Em primeiro plano, é indubitável que a passividade do Estado em garantir os direitos dos animais que estão preconizados na legislação, é um importante impulsor do problema, já que apesar de haver uma lei que puna criminosos que maltratem animais no país, a falta de fiscalização e a punição branda, perpetuam a problemática, o que demonstra tal falha do governo. Nesse sentido, o sociólogo Zygmunt Bauman desenvolveu o conceito de "Instituição Zumbi", o qual assevera que o Estado perdeu sua função social, contudo, mantém -a qualquer custo- a sua forma. Sendo assim, o governo brasileiro enquadra-se no conceito de Bauman, dado que de forma direta contribui para as mazelas sofridas pelos animais de rua, tais como espancamento e envenenamento.
Outrossim, o individualismo vigente na população hodierna é, certamente, o principal causador do problema, posto que mesmo sendo considerado um ser racional, os maus-tratos sofridos por animais continuamente nas ruas demonstram a bestialidade humana em seu ápice.
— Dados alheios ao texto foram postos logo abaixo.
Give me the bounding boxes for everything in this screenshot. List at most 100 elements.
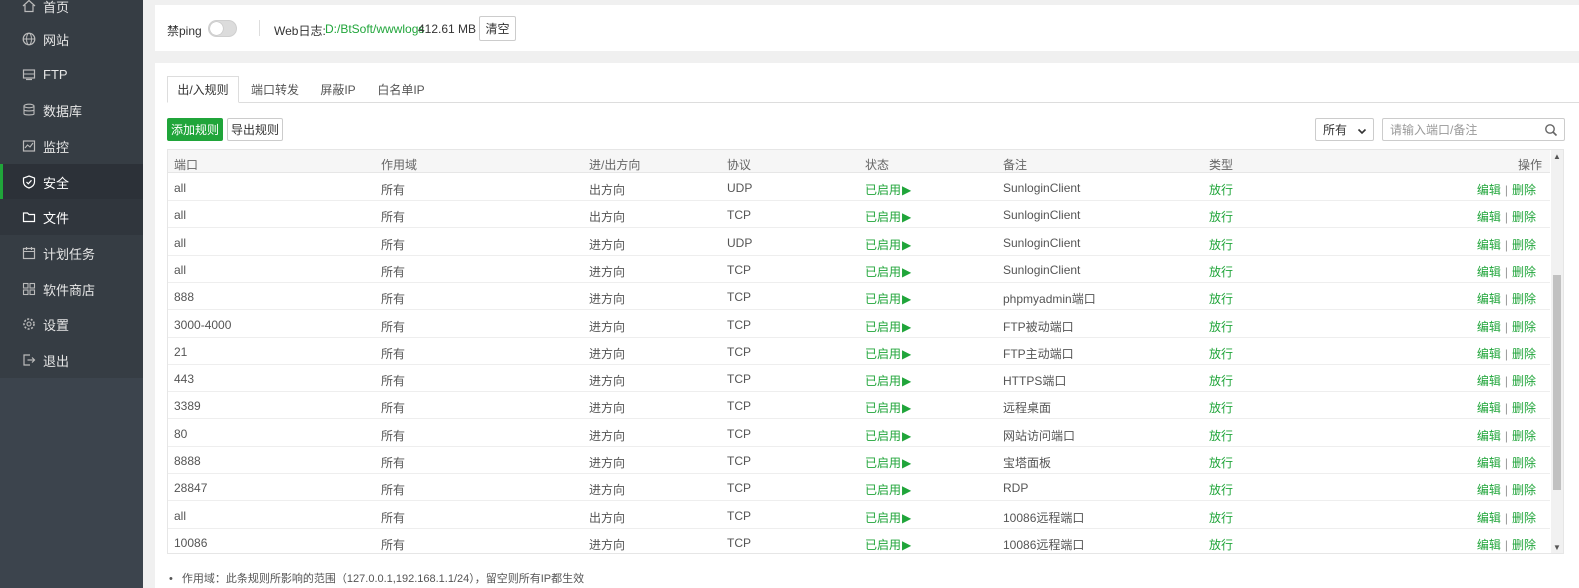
edit-button[interactable]: 编辑 xyxy=(1477,538,1501,552)
action-separator: | xyxy=(1504,537,1508,552)
sidebar-item-settings[interactable]: 设置 xyxy=(0,306,143,342)
edit-button[interactable]: 编辑 xyxy=(1477,210,1501,224)
home-icon xyxy=(22,0,36,13)
scroll-up-icon[interactable]: ▲ xyxy=(1551,150,1563,162)
add-rule-button[interactable]: 添加规则 xyxy=(167,118,223,141)
delete-button[interactable]: 删除 xyxy=(1512,456,1536,470)
column-header: 协议 xyxy=(727,158,752,172)
action-separator: | xyxy=(1504,319,1508,334)
scroll-down-icon[interactable]: ▼ xyxy=(1551,541,1563,553)
cell-direction: 出方向 xyxy=(589,183,626,197)
delete-button[interactable]: 删除 xyxy=(1512,511,1536,525)
edit-button[interactable]: 编辑 xyxy=(1477,456,1501,470)
sidebar-item-files[interactable]: 文件 xyxy=(0,199,143,235)
sidebar-item-label: 数据库 xyxy=(43,103,83,119)
status-toggle[interactable]: 已启用▶ xyxy=(865,345,911,362)
sidebar: 首页 网站 FTP 数据库 监控 安全 文件 计划任务 软件商店 设置 退出 xyxy=(0,0,143,588)
cell-scope: 所有 xyxy=(381,237,406,252)
sidebar-item-ftp[interactable]: FTP xyxy=(0,56,143,92)
cell-port: 80 xyxy=(174,426,188,441)
table-scrollbar[interactable]: ▲ ▼ xyxy=(1551,150,1563,553)
sidebar-item-website[interactable]: 网站 xyxy=(0,21,143,57)
delete-button[interactable]: 删除 xyxy=(1512,429,1536,443)
cell-direction: 出方向 xyxy=(589,210,626,225)
sidebar-item-monitor[interactable]: 监控 xyxy=(0,128,143,164)
cell-direction: 进方向 xyxy=(589,483,626,498)
export-rules-button[interactable]: 导出规则 xyxy=(227,118,283,141)
delete-button[interactable]: 删除 xyxy=(1512,538,1536,552)
cell-direction: 进方向 xyxy=(589,428,626,443)
delete-button[interactable]: 删除 xyxy=(1512,292,1536,306)
status-toggle[interactable]: 已启用▶ xyxy=(865,318,911,335)
delete-button[interactable]: 删除 xyxy=(1512,183,1536,197)
cell-direction: 进方向 xyxy=(589,537,626,552)
search-icon[interactable] xyxy=(1544,123,1558,140)
edit-button[interactable]: 编辑 xyxy=(1477,511,1501,525)
status-toggle[interactable]: 已启用▶ xyxy=(865,290,911,307)
search-input[interactable] xyxy=(1390,119,1540,140)
tab-whitelist-ip[interactable]: 白名单IP xyxy=(369,76,433,103)
status-toggle[interactable]: 已启用▶ xyxy=(865,427,911,444)
edit-button[interactable]: 编辑 xyxy=(1477,265,1501,279)
cell-type: 放行 xyxy=(1209,483,1234,498)
sidebar-item-database[interactable]: 数据库 xyxy=(0,92,143,128)
status-toggle[interactable]: 已启用▶ xyxy=(865,454,911,471)
delete-button[interactable]: 删除 xyxy=(1512,210,1536,224)
edit-button[interactable]: 编辑 xyxy=(1477,238,1501,252)
row-actions: 编辑 | 删除 xyxy=(1477,481,1536,498)
row-actions: 编辑 | 删除 xyxy=(1477,181,1536,198)
filter-select[interactable]: 所有 xyxy=(1315,118,1374,141)
delete-button[interactable]: 删除 xyxy=(1512,483,1536,497)
tab-port-forward[interactable]: 端口转发 xyxy=(243,76,307,103)
status-toggle[interactable]: 已启用▶ xyxy=(865,208,911,225)
edit-button[interactable]: 编辑 xyxy=(1477,483,1501,497)
column-header: 进/出方向 xyxy=(589,158,641,172)
sidebar-item-cron[interactable]: 计划任务 xyxy=(0,235,143,271)
status-toggle[interactable]: 已启用▶ xyxy=(865,181,911,198)
cell-port: all xyxy=(174,262,187,277)
weblog-path-link[interactable]: D:/BtSoft/wwwlogs xyxy=(325,22,424,36)
action-separator: | xyxy=(1504,183,1508,197)
edit-button[interactable]: 编辑 xyxy=(1477,320,1501,334)
edit-button[interactable]: 编辑 xyxy=(1477,401,1501,415)
delete-button[interactable]: 删除 xyxy=(1512,320,1536,334)
edit-button[interactable]: 编辑 xyxy=(1477,183,1501,197)
status-toggle[interactable]: 已启用▶ xyxy=(865,372,911,389)
globe-icon xyxy=(22,32,36,46)
status-toggle[interactable]: 已启用▶ xyxy=(865,509,911,526)
column-header: 作用域 xyxy=(381,158,418,172)
delete-button[interactable]: 删除 xyxy=(1512,238,1536,252)
table-row: 3000-4000 所有 进方向 TCP 已启用▶ FTP被动端口 放行 编辑 | 删除 xyxy=(168,311,1550,338)
edit-button[interactable]: 编辑 xyxy=(1477,292,1501,306)
table-row: 443 所有 进方向 TCP 已启用▶ HTTPS端口 放行 编辑 | 删除 xyxy=(168,365,1550,393)
cell-remark: phpmyadmin端口 xyxy=(1003,292,1096,307)
filter-select-value: 所有 xyxy=(1323,123,1348,137)
sidebar-item-store[interactable]: 软件商店 xyxy=(0,271,143,307)
sidebar-item-label: 监控 xyxy=(43,139,70,155)
sidebar-item-label: 网站 xyxy=(43,32,70,48)
tab-block-ip[interactable]: 屏蔽IP xyxy=(311,76,365,103)
cell-scope: 所有 xyxy=(381,456,406,470)
status-toggle[interactable]: 已启用▶ xyxy=(865,263,911,280)
search-box[interactable] xyxy=(1382,118,1565,141)
edit-button[interactable]: 编辑 xyxy=(1477,374,1501,388)
cell-port: all xyxy=(174,208,187,223)
ping-toggle[interactable] xyxy=(208,20,237,37)
sidebar-item-logout[interactable]: 退出 xyxy=(0,342,143,378)
status-toggle[interactable]: 已启用▶ xyxy=(865,481,911,498)
delete-button[interactable]: 删除 xyxy=(1512,347,1536,361)
tab-inout-rules[interactable]: 出/入规则 xyxy=(167,76,239,103)
cell-scope: 所有 xyxy=(381,319,406,334)
cell-protocol: TCP xyxy=(727,317,751,332)
status-toggle[interactable]: 已启用▶ xyxy=(865,536,911,553)
sidebar-item-security[interactable]: 安全 xyxy=(0,164,143,200)
delete-button[interactable]: 删除 xyxy=(1512,265,1536,279)
clear-log-button[interactable]: 清空 xyxy=(479,16,516,41)
delete-button[interactable]: 删除 xyxy=(1512,401,1536,415)
scrollbar-thumb[interactable] xyxy=(1553,275,1561,490)
edit-button[interactable]: 编辑 xyxy=(1477,429,1501,443)
status-toggle[interactable]: 已启用▶ xyxy=(865,236,911,253)
edit-button[interactable]: 编辑 xyxy=(1477,347,1501,361)
status-toggle[interactable]: 已启用▶ xyxy=(865,399,911,416)
delete-button[interactable]: 删除 xyxy=(1512,374,1536,388)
De acordo o filósofo Artur Schopenhauer, "o homem fez da terra um inferno para os animais". De fato, vê-se diariamente na mídia casos de violência contra bichos indefesos. Logo, esse cenário reflete, lamentavelmente, o egoísmo dos indivíduos, os quais colocam-se como seres supremos, omitindo, porém, que para o pleno desenvolvimento da nação é necessário um equilíbrio entre as espécies que a compõe.
 Portanto, de acordo com o supracitado fica evidente a necessidade de mitigar com a problemática. É fulcral, pois, que o Estado -posto que é o responsável por garantir o bem-estar social- adote medidas preventivas e de repressão a violência praticada contra os animais de rua, por meio de fiscalizações periódicas, a fim de permitir a coleta de provas e o posterior processamento dos responsáveis. Além disso, em conjunto com a Mídia deve investir em propagandas que visem desnaturalizar os maus-tratos a animais, com o intuito de inteirar a população sobre o agravamento da questão. Assim, o governo se disvinculará do conceito de Bauman.